How long does it take to become a speech pathologist?

It takes approximately seven years to become a speech pathologist accounting for the undergraduate degree, graduate program, and post-graduate fellowship. Continued education is required to keep your license in most states, so speech therapists must stay updated on the latest practices. Continued education is often done online through webinars and courses.

What degree do you need to be a speech pathologist?

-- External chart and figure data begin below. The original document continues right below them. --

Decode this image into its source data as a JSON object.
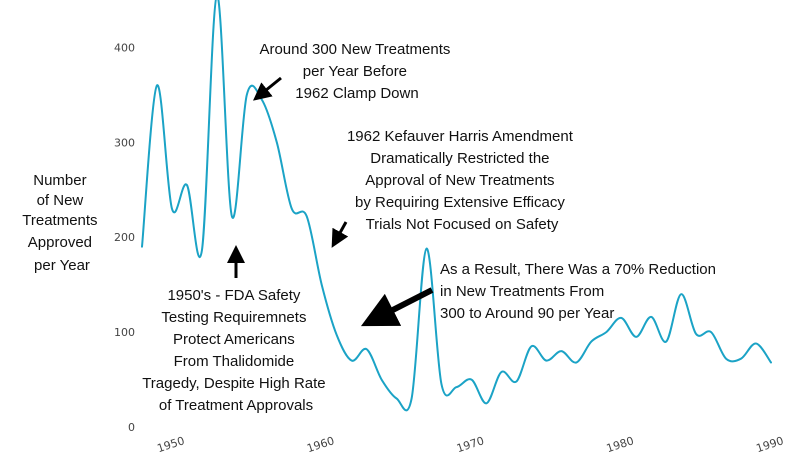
{
  "colors": {
    "line": "#1ba3c6",
    "text": "#111111",
    "arrow": "#000000"
  },
  "chart_data": {
    "type": "line",
    "title": "",
    "xlabel": "",
    "ylabel_lines": [
      "Number",
      "of New",
      "Treatments",
      "Approved",
      "per Year"
    ],
    "xlim": [
      1948,
      1990
    ],
    "ylim": [
      0,
      450
    ],
    "x_ticks": [
      1950,
      1960,
      1970,
      1980,
      1990
    ],
    "y_ticks": [
      0,
      100,
      200,
      300,
      400
    ],
    "grid": false,
    "series": [
      {
        "x": [
          1948,
          1949,
          1950,
          1951,
          1952,
          1953,
          1954,
          1955,
          1956,
          1957,
          1958,
          1959,
          1960,
          1961,
          1962,
          1963,
          1964,
          1965,
          1966,
          1967,
          1968,
          1969,
          1970,
          1971,
          1972,
          1973,
          1974,
          1975,
          1976,
          1977,
          1978,
          1979,
          1980,
          1981,
          1982,
          1983,
          1984,
          1985,
          1986,
          1987,
          1988,
          1989,
          1990
        ],
        "values": [
          190,
          360,
          230,
          255,
          186,
          455,
          222,
          350,
          345,
          300,
          230,
          222,
          150,
          97,
          70,
          82,
          50,
          30,
          30,
          188,
          45,
          42,
          50,
          25,
          58,
          48,
          85,
          70,
          80,
          68,
          90,
          100,
          115,
          95,
          116,
          90,
          140,
          98,
          100,
          72,
          72,
          88,
          68
        ]
      }
    ],
    "annotations": [
      {
        "lines": [
          "Around 300 New Treatments",
          "per Year Before",
          "1962 Clamp Down"
        ]
      },
      {
        "lines": [
          "1962 Kefauver Harris Amendment",
          "Dramatically Restricted the",
          "Approval of New Treatments",
          "by Requiring Extensive Efficacy",
          "Trials Not Focused on Safety"
        ]
      },
      {
        "lines": [
          "As a Result, There Was a 70% Reduction",
          "in New Treatments From",
          "300 to Around 90 per Year"
        ]
      },
      {
        "lines": [
          "1950's - FDA Safety",
          "Testing Requiremnets",
          "Protect Americans",
          "From Thalidomide",
          "Tragedy, Despite High Rate",
          "of Treatment Approvals"
        ]
      }
    ]
  }
}
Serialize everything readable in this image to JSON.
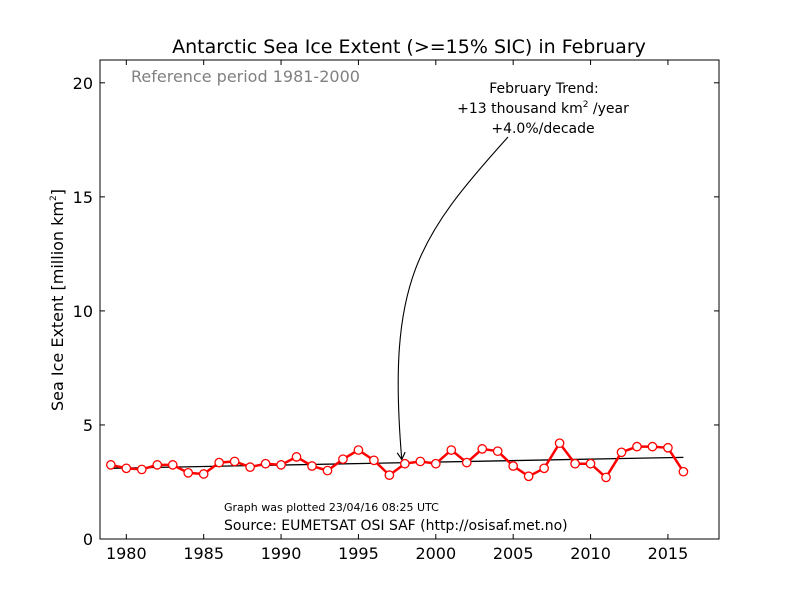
{
  "chart_data": {
    "type": "line",
    "title": "Antarctic Sea Ice Extent (>=15% SIC) in February",
    "ylabel_main": "Sea Ice Extent [million km",
    "ylabel_sup": "2",
    "ylabel_tail": "]",
    "xlim": [
      1978.3,
      2018.3
    ],
    "ylim": [
      0,
      21
    ],
    "x_ticks": [
      1980,
      1985,
      1990,
      1995,
      2000,
      2005,
      2010,
      2015
    ],
    "y_ticks": [
      0,
      5,
      10,
      15,
      20
    ],
    "series": [
      {
        "color": "#ff0000",
        "marker": "open-circle",
        "x": [
          1979,
          1980,
          1981,
          1982,
          1983,
          1984,
          1985,
          1986,
          1987,
          1988,
          1989,
          1990,
          1991,
          1992,
          1993,
          1994,
          1995,
          1996,
          1997,
          1998,
          1999,
          2000,
          2001,
          2002,
          2003,
          2004,
          2005,
          2006,
          2007,
          2008,
          2009,
          2010,
          2011,
          2012,
          2013,
          2014,
          2015,
          2016
        ],
        "values": [
          3.25,
          3.1,
          3.05,
          3.25,
          3.25,
          2.9,
          2.85,
          3.35,
          3.4,
          3.15,
          3.3,
          3.25,
          3.6,
          3.2,
          3.0,
          3.5,
          3.9,
          3.45,
          2.8,
          3.3,
          3.4,
          3.3,
          3.9,
          3.35,
          3.95,
          3.85,
          3.2,
          2.75,
          3.1,
          4.2,
          3.3,
          3.3,
          2.7,
          3.8,
          4.05,
          4.05,
          4.0,
          2.95
        ]
      }
    ],
    "trend_line": {
      "color": "#000000",
      "x": [
        1979,
        2016
      ],
      "values": [
        3.1,
        3.58
      ]
    },
    "reference_note": "Reference period 1981-2000",
    "annotation": {
      "line1": "February Trend:",
      "line2_pre": "+13 thousand km",
      "line2_sup": "2",
      "line2_post": " /year",
      "line3": "+4.0%/decade",
      "arrow_target": {
        "x": 1997.8,
        "y": 3.4
      }
    },
    "plotted_note": "Graph was plotted 23/04/16 08:25 UTC",
    "source_note": "Source: EUMETSAT OSI SAF (http://osisaf.met.no)",
    "grid": false,
    "legend": "none"
  }
}
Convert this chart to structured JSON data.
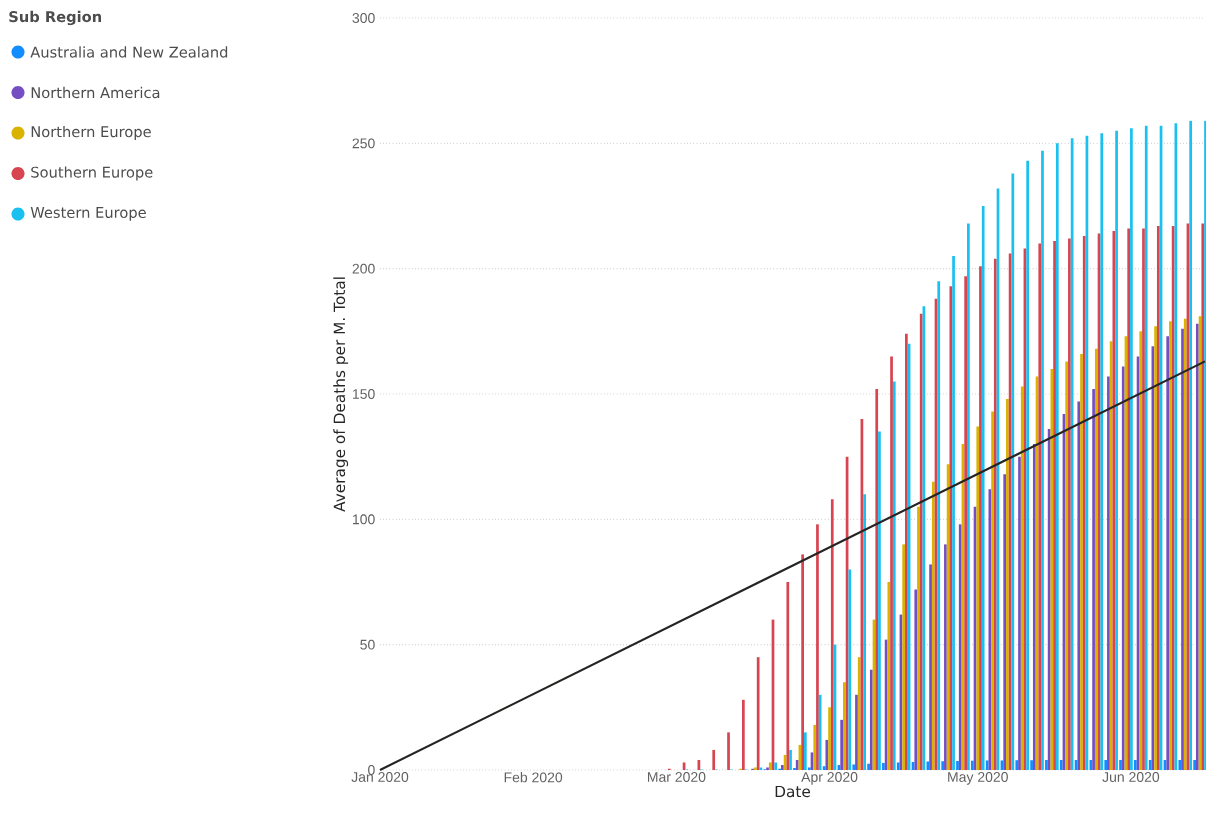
{
  "chart_data": {
    "type": "bar",
    "xlabel": "Date",
    "ylabel": "Average of Deaths per M. Total",
    "legend_title": "Sub Region",
    "legend": "top left",
    "grid": "y",
    "xlim": [
      "2020-01-01",
      "2020-06-16"
    ],
    "xticks": [
      {
        "value": "2020-01-01",
        "label": "Jan 2020"
      },
      {
        "value": "2020-02-01",
        "label": "Feb 2020"
      },
      {
        "value": "2020-03-01",
        "label": "Mar 2020"
      },
      {
        "value": "2020-04-01",
        "label": "Apr 2020"
      },
      {
        "value": "2020-05-01",
        "label": "May 2020"
      },
      {
        "value": "2020-06-01",
        "label": "Jun 2020"
      }
    ],
    "ylim": [
      0,
      300
    ],
    "yticks": [
      0,
      50,
      100,
      150,
      200,
      250,
      300
    ],
    "x": [
      "2020-02-16",
      "2020-02-19",
      "2020-02-22",
      "2020-02-25",
      "2020-02-28",
      "2020-03-02",
      "2020-03-05",
      "2020-03-08",
      "2020-03-11",
      "2020-03-14",
      "2020-03-17",
      "2020-03-20",
      "2020-03-23",
      "2020-03-26",
      "2020-03-29",
      "2020-04-01",
      "2020-04-04",
      "2020-04-07",
      "2020-04-10",
      "2020-04-13",
      "2020-04-16",
      "2020-04-19",
      "2020-04-22",
      "2020-04-25",
      "2020-04-28",
      "2020-05-01",
      "2020-05-04",
      "2020-05-07",
      "2020-05-10",
      "2020-05-13",
      "2020-05-16",
      "2020-05-19",
      "2020-05-22",
      "2020-05-25",
      "2020-05-28",
      "2020-05-31",
      "2020-06-03",
      "2020-06-06",
      "2020-06-09",
      "2020-06-12",
      "2020-06-15"
    ],
    "series": [
      {
        "name": "Australia and New Zealand",
        "color": "#118dff",
        "values": [
          0,
          0,
          0,
          0,
          0,
          0,
          0,
          0,
          0,
          0,
          null,
          0.3,
          0.5,
          0.8,
          1,
          1.5,
          2,
          2.2,
          2.5,
          2.8,
          3,
          3.2,
          3.4,
          3.5,
          3.6,
          3.7,
          3.8,
          3.8,
          3.9,
          3.9,
          4,
          4,
          4,
          4,
          4,
          4,
          4,
          4,
          4,
          4,
          4
        ]
      },
      {
        "name": "Northern America",
        "color": "#744ec2",
        "values": [
          0,
          0,
          0,
          0,
          0,
          0,
          0,
          0,
          0,
          0,
          0.5,
          1,
          2,
          4,
          7,
          12,
          20,
          30,
          40,
          52,
          62,
          72,
          82,
          90,
          98,
          105,
          112,
          118,
          125,
          130,
          136,
          142,
          147,
          152,
          157,
          161,
          165,
          169,
          173,
          176,
          178
        ]
      },
      {
        "name": "Northern Europe",
        "color": "#d9b300",
        "values": [
          0,
          0,
          0,
          0,
          0,
          0,
          0,
          0,
          0,
          0.5,
          1,
          3,
          6,
          10,
          18,
          25,
          35,
          45,
          60,
          75,
          90,
          105,
          115,
          122,
          130,
          137,
          143,
          148,
          153,
          157,
          160,
          163,
          166,
          168,
          171,
          173,
          175,
          177,
          179,
          180,
          181
        ]
      },
      {
        "name": "Southern Europe",
        "color": "#d64550",
        "values": [
          0,
          0,
          0,
          0,
          0.5,
          3,
          4,
          8,
          15,
          28,
          45,
          60,
          75,
          86,
          98,
          108,
          125,
          140,
          152,
          165,
          174,
          182,
          188,
          193,
          197,
          201,
          204,
          206,
          208,
          210,
          211,
          212,
          213,
          214,
          215,
          216,
          216,
          217,
          217,
          218,
          218
        ]
      },
      {
        "name": "Western Europe",
        "color": "#1ac1f0",
        "values": [
          0,
          0,
          0,
          0,
          0,
          0.2,
          0.2,
          0.2,
          0.2,
          0.2,
          1,
          3,
          8,
          15,
          30,
          50,
          80,
          110,
          135,
          155,
          170,
          185,
          195,
          205,
          218,
          225,
          232,
          238,
          243,
          247,
          250,
          252,
          253,
          254,
          255,
          256,
          257,
          257,
          258,
          259,
          259
        ]
      },
      {
        "type": "line",
        "color": "#252423",
        "x": [
          "2020-01-01",
          "2020-06-16"
        ],
        "values": [
          0,
          163
        ]
      }
    ]
  }
}
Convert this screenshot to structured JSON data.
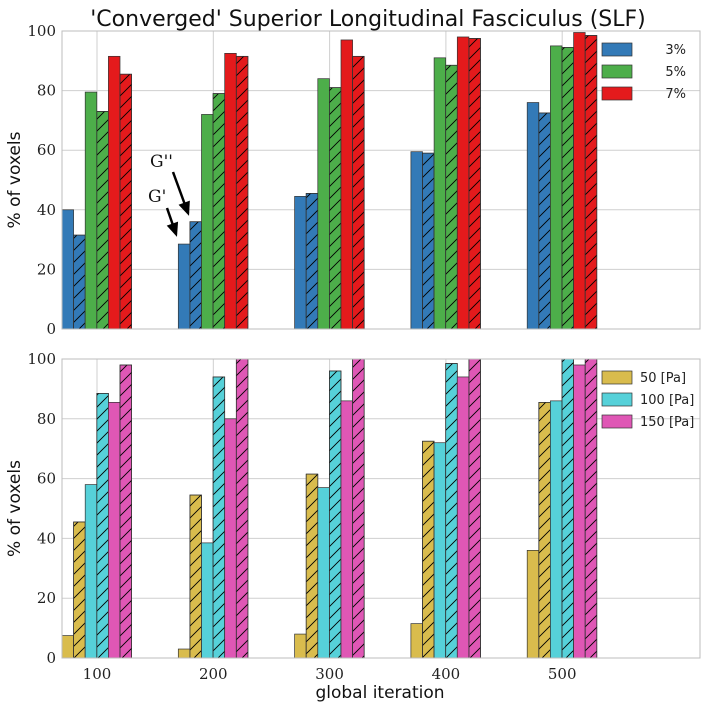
{
  "chart_data": {
    "type": "bar",
    "title": "'Converged' Superior Longitudinal Fasciculus (SLF)",
    "xlabel": "global iteration",
    "categories": [
      "100",
      "200",
      "300",
      "400",
      "500"
    ],
    "panels": [
      {
        "ylabel": "% of voxels",
        "ylim": [
          0,
          100
        ],
        "yticks": [
          0,
          20,
          40,
          60,
          80,
          100
        ],
        "legend": "top-right",
        "series": [
          {
            "name": "3%",
            "color": "#337ab7",
            "values": [
              [
                40,
                31.5
              ],
              [
                28.5,
                36
              ],
              [
                44.5,
                45.5
              ],
              [
                59.5,
                59
              ],
              [
                76,
                72.5
              ]
            ]
          },
          {
            "name": "5%",
            "color": "#4dae4a",
            "values": [
              [
                79.5,
                73
              ],
              [
                72,
                79
              ],
              [
                84,
                81
              ],
              [
                91,
                88.5
              ],
              [
                95,
                94.5
              ]
            ]
          },
          {
            "name": "7%",
            "color": "#e41a1c",
            "values": [
              [
                91.5,
                85.5
              ],
              [
                92.5,
                91.5
              ],
              [
                97,
                91.5
              ],
              [
                98,
                97.5
              ],
              [
                99.5,
                98.5
              ]
            ]
          }
        ],
        "annotations": [
          {
            "text": "G''"
          },
          {
            "text": "G'"
          }
        ]
      },
      {
        "ylabel": "% of voxels",
        "ylim": [
          0,
          100
        ],
        "yticks": [
          0,
          20,
          40,
          60,
          80,
          100
        ],
        "legend": "top-right",
        "series": [
          {
            "name": "50 [Pa]",
            "color": "#d9bc4d",
            "values": [
              [
                7.5,
                45.5
              ],
              [
                3,
                54.5
              ],
              [
                8,
                61.5
              ],
              [
                11.5,
                72.5
              ],
              [
                36,
                85.5
              ]
            ]
          },
          {
            "name": "100 [Pa]",
            "color": "#56d1d9",
            "values": [
              [
                58,
                88.5
              ],
              [
                38.5,
                94
              ],
              [
                57,
                96
              ],
              [
                72,
                98.5
              ],
              [
                86,
                100
              ]
            ]
          },
          {
            "name": "150 [Pa]",
            "color": "#df57b5",
            "values": [
              [
                85.5,
                98
              ],
              [
                80,
                100
              ],
              [
                86,
                100
              ],
              [
                94,
                100
              ],
              [
                98,
                100
              ]
            ]
          }
        ]
      }
    ]
  }
}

A speech pathologist needs to complete two degrees: an undergraduate degree and a graduate degree. The undergraduate degree includes prerequisite courses to qualify for the graduate program. These courses are usually linguistics, phonetics, semantics, psychology, and human development. The graduate degree is in Speech-Language Pathology or Communicative Sciences and Disorders.

How much do speech pathologists make?

According to the U.S. Bureau of Labor Statistics, the median salary for a speech-language pathologist is $80,480 per year or $38.69 per hour. However, this can differ depending on which state you work in, how much you work, and who you work for.

How do I become a speech therapist assistant?

There are three pathways a person can take to become a speech therapist assistant.

  • Option One: Complete a two-year SLPA program
  • Option Two: Have a Bachelor’s degree in communication sciences and disorders and complete the ASHA’s Online SLPA course.
  • Option Three: Have an associate’s or Bachelor’s degree, complete an SLPA certificate program, and complete the ASHA’s Online SLPA course.